Plenty has been written about how banks ignore small businesses, obsessed as they are with keeping the biggest corporate clients happy, even though demands for better pricing of cash management services makes these big accounts less profitable. Indeed, according to the recently released Ernst & Young Cash Management Survey, revenue at banks grew a measly 1.5 percent last year.
What has gone comparatively less discussed is how much banks are ignoring the vast middle-market companies with revenue between $20 billion and $500 billion. Because of the lower transaction volume generated by such business for cash management services and the fact that their still respectable size demand many customized features, banks have often given them short shrift.
This is something that Bank One is committed to changing, according to Kathleen Nugent, svp and head of product development. Through a collaboration with Microsoft Business Solution's Great Plains enterprise resource planning solution, the bank is looking to bring more cash management services efficiently and at a lower cost to its 20,000 middle-market customers.
"The middle market is a large and important segment, and particularly in treasury services and cash management we're making a concerted effort at creating a middle market solution," she says. "We've learned that building for a larger customer and scaling to the middle market doesn't always work."

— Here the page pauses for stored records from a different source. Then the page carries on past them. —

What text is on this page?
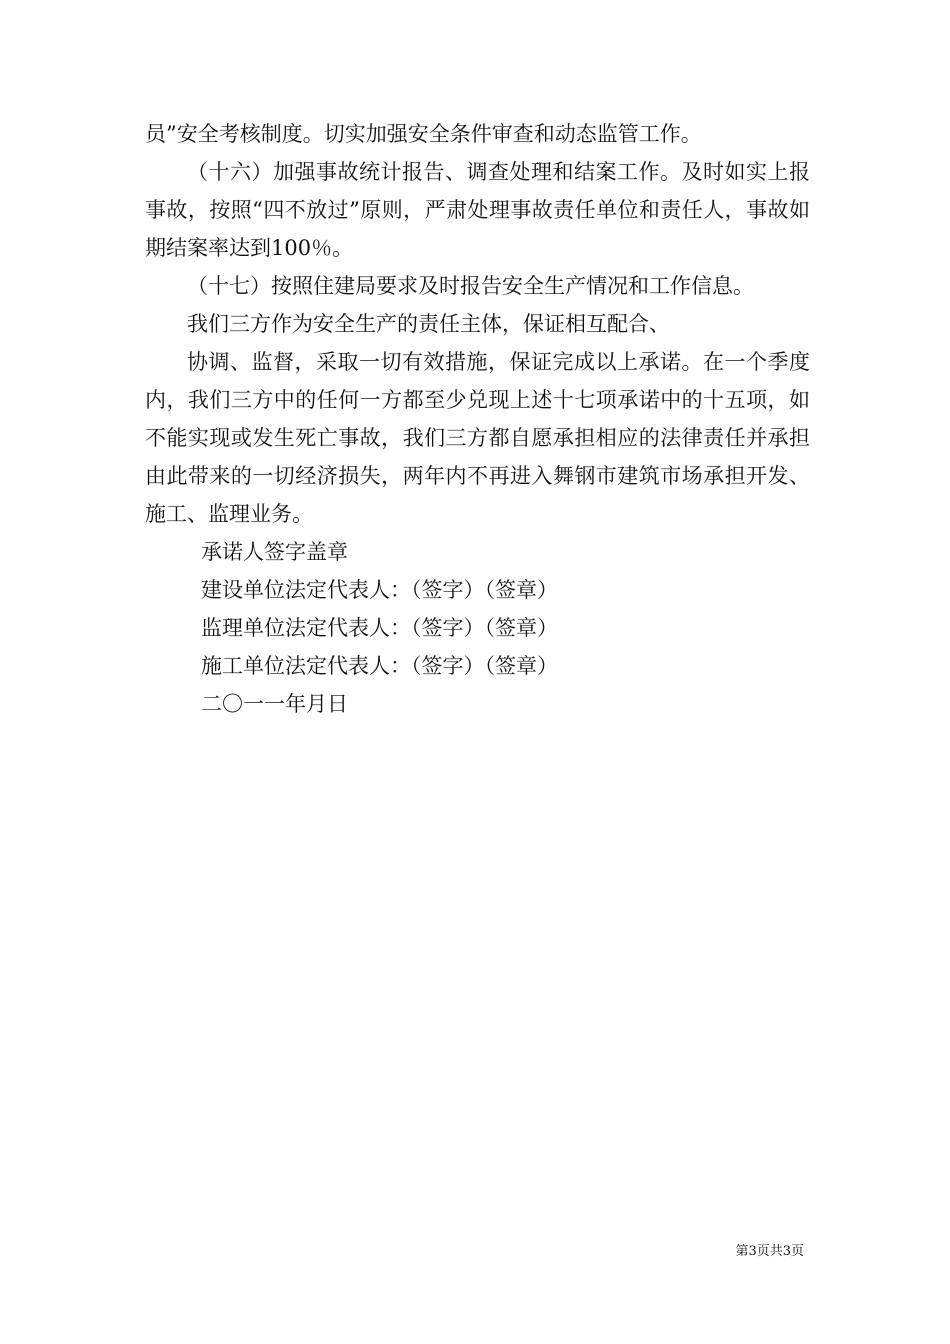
员”安全考核制度。切实加强安全条件审查和动态监管工作。

（十六）加强事故统计报告、调查处理和结案工作。及时如实上报事故，按照“四不放过”原则，严肃处理事故责任单位和责任人，事故如期结案率达到100％。

（十七）按照住建局要求及时报告安全生产情况和工作信息。

我们三方作为安全生产的责任主体，保证相互配合、

协调、监督，采取一切有效措施，保证完成以上承诺。在一个季度内，我们三方中的任何一方都至少兑现上述十七项承诺中的十五项，如不能实现或发生死亡事故，我们三方都自愿承担相应的法律责任并承担由此带来的一切经济损失，两年内不再进入舞钢市建筑市场承担开发、施工、监理业务。

承诺人签字盖章

建设单位法定代表人：（签字）（签章）

监理单位法定代表人：（签字）（签章）

施工单位法定代表人：（签字）（签章）

二〇一一年月日

第3页共3页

The Bank One approach is fundamentally different from past attempts to serve the market, Nugent says, since instead of creating a product that clients must build to, the bank is leveraging the technology investments clients have already made and adding bank services.
In this case, Bank One and Great Plains share 700 common customers. "Our customers that are on board like that fact that they don't have to change their technology," she says."In the past, customers would've been required to map into what we'd done, but that's not cost effective for the middle market, which does not have a lot of idle IT resources."

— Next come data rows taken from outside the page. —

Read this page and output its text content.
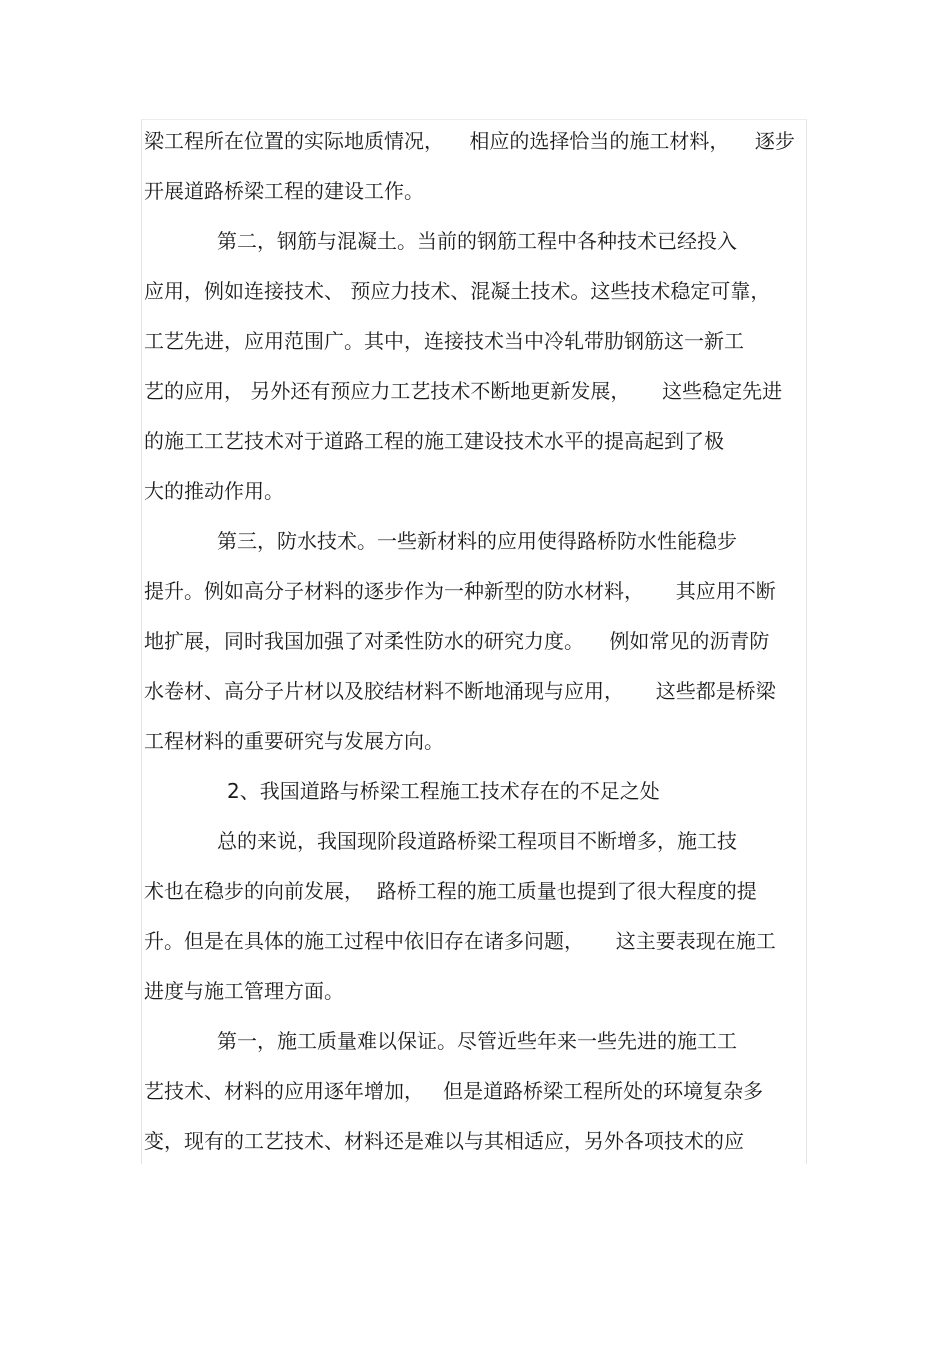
梁工程所在位置的实际地质情况，    相应的选择恰当的施工材料，    逐步
开展道路桥梁工程的建设工作。
第二，钢筋与混凝土。当前的钢筋工程中各种技术已经投入
应用，例如连接技术、 预应力技术、混凝土技术。这些技术稳定可靠，
工艺先进，应用范围广。其中，连接技术当中冷轧带肋钢筋这一新工
艺的应用， 另外还有预应力工艺技术不断地更新发展，     这些稳定先进
的施工工艺技术对于道路工程的施工建设技术水平的提高起到了极
大的推动作用。
第三，防水技术。一些新材料的应用使得路桥防水性能稳步
提升。例如高分子材料的逐步作为一种新型的防水材料，     其应用不断
地扩展，同时我国加强了对柔性防水的研究力度。    例如常见的沥青防
水卷材、高分子片材以及胶结材料不断地涌现与应用，     这些都是桥梁
工程材料的重要研究与发展方向。
2、我国道路与桥梁工程施工技术存在的不足之处
总的来说，我国现阶段道路桥梁工程项目不断增多，施工技
术也在稳步的向前发展，  路桥工程的施工质量也提到了很大程度的提
升。但是在具体的施工过程中依旧存在诸多问题，     这主要表现在施工
进度与施工管理方面。
第一，施工质量难以保证。尽管近些年来一些先进的施工工
艺技术、材料的应用逐年增加，   但是道路桥梁工程所处的环境复杂多
变，现有的工艺技术、材料还是难以与其相适应，另外各项技术的应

This kind of creative thinking is a must if the industry is to have any chance of moving growth beyond 1.5 percent, says Maggie Scarborough, an analyst at Financial Insights, who recently wrote a report, "Integrating the Middle Market: Bank One and Microsoft Great Plains."
In it she writes, "The state of the cash management market indicates that middle market and smaller companies, accounting for 50 percent of revenue, need some serious attention or they too will be responsible for further market declines."
Creativity in approaching this fickle market seems to be a key strategic element for banks eager to crack it. "These are the businesses that are propping up revenue as large corporations negotiate for better and better price breaks," she writes. "To preserve and grow revenues, treasury management banks must be creative in the middle market services. Adding value is key. On the loyalty front, they must find a cost-efficient means to integrate bank and customer processes; on the revenue front, they must use this integrated channel for the delivery of new services."
Scarborough puts the size of the middle market at about 93,000 in the United States, and the partnership between Bank One and Microsoft is perhaps a turning point in the way banks approach the middle market, she says. Microsoft executives declined to be interviewed.
Called Integrated Cash Management Solutions by Bank One, businesses can now use and automate numerous cash management functions, including the transfer of electronic payments, check payment, electronic collections and receivables reporting, helping to eliminate time-consuming administrative tasks. The collaboration is significant, Scarborough says, in that it puts aside fears of disintermediation, even if it means partnering with Microsoft.
Halfway through a survey of the top 20 banks, she found that six were putting a middle-market integration strategy at the top of their to-do list. "Philosophically, banks seem to be aligning in their strategic approach to the middle market," she says. In her report, she writes, "If a bank is smart like Bank One, it can leverage mammoth channel partners such as Microsoft to its own advantage."
The Microsoft Business Solutions team developed and coded the solution, while the Bank One team tested it. Together they came up with a phased plan to make the project a reality. The first phase was to enable the straight-through processing of files typically transmitted from or to the bank through the bank IT queues, or downloaded or uploaded by business clients through Bank One's Treasury Management Internet desktop. Nugent says the bank is currently marketing this to customers.
Given the merger between JPMorgan Chase and Bank One, the second phase of the plan- integrating the solution with Bank One's on-line banking services-has been put on hold, Nugent says. No specific timetable has been set yet, she says.
Scarborough says it will be interesting to see how Microsoft leverages the experience of this project. Because of the significant customization necessary for Bank One, she questions how "repeatable" the implementation is. "But knowing Microsoft, they will take it to the next level and make the suite highly adaptable and integratable," she points out.